Yapay zeka henüz sezgisel, duygusal ya da orijinal yaratıcılık açısından insan seviyesinin çok gerisinde olsa da gelecekte 'Sanatı yok eder mi?' kaygısını taşıyor. Bu konu özellikle son dönemde çok gündeme geliyor.
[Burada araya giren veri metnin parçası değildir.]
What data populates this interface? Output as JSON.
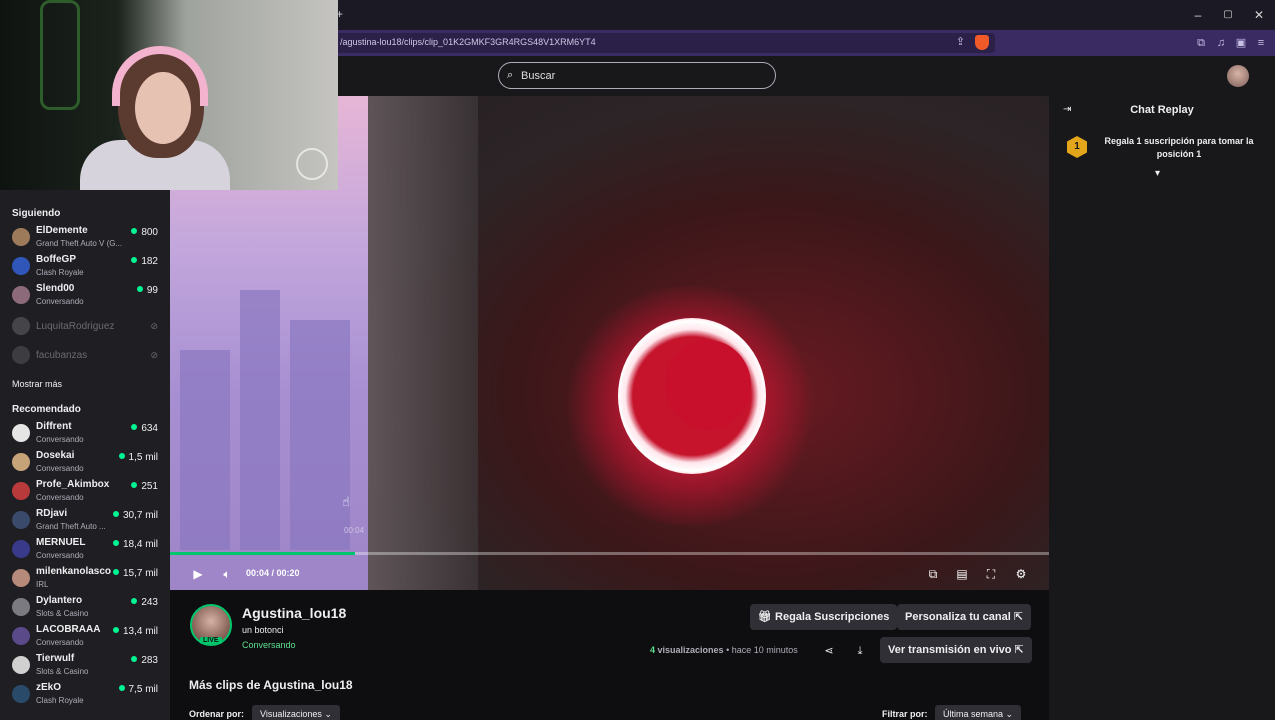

Geçtiğimiz gün oyuncular sendikası da sektörü açıkça uyardı. Özcan Deniz ve Akın Akınözü gibi oyuncuların da klonlanmış dijital kopyalarının yer aldığı ve yapay zekâ tarafından üretilen ilk dizi olan Tesseract'a tepki gösteren sendika, bu durumun mesleklerini tehdit ettiğini açıkça dile getirdi. Sendikanın bu açıklamasını fazla önyargılı buldum. Neden mi? Sanat gibi yaratıcılığa ve duyguya dayanan bir alanda 'yapay zeka'nın sanatın geleceğini tehlikeye atacağını düşünenlerden değilim.
Tarihe bakarsak da bunun cevabını çok net görürüz. Her yeni teknoloji sanatın sonu mu olur tartışmasını da beraberinde getirmişti. 1800'lerde fotoğraf makinası kullanılmaya başlayınca, resim bitti diyenler, 1900'larda da sinema ortaya çıkınca tiyatro bitti diyenler olmuştu. Ama şimdi baktığımızda her yeni teknoloji gerçek sanatın yani orijinal düşünceye/ yaratıcılığa dayanan üretimin yerini almıyor, alamaz da zaten. Teknoloji ne kadar gelişirse gelişsin insan ruhuyla yapılan sanat her zaman değerini korur.
TARTIŞMAYA TEOMAN'IN ÇIKIŞI DAMGA VURGU
Biliyorsunuz 'Oyunculuk kutsal mı?' tartışması bir süredir gündemde. Kutsal kelimesini, hem dini hem de manevi açıdan çok yüksek değer verilen varlık veya kavramlar için kullanırız. Her bireyin değerler sistemine, kültürüne, inançlarına göre kutsallık kavramı da değişkenlik gösterebilir.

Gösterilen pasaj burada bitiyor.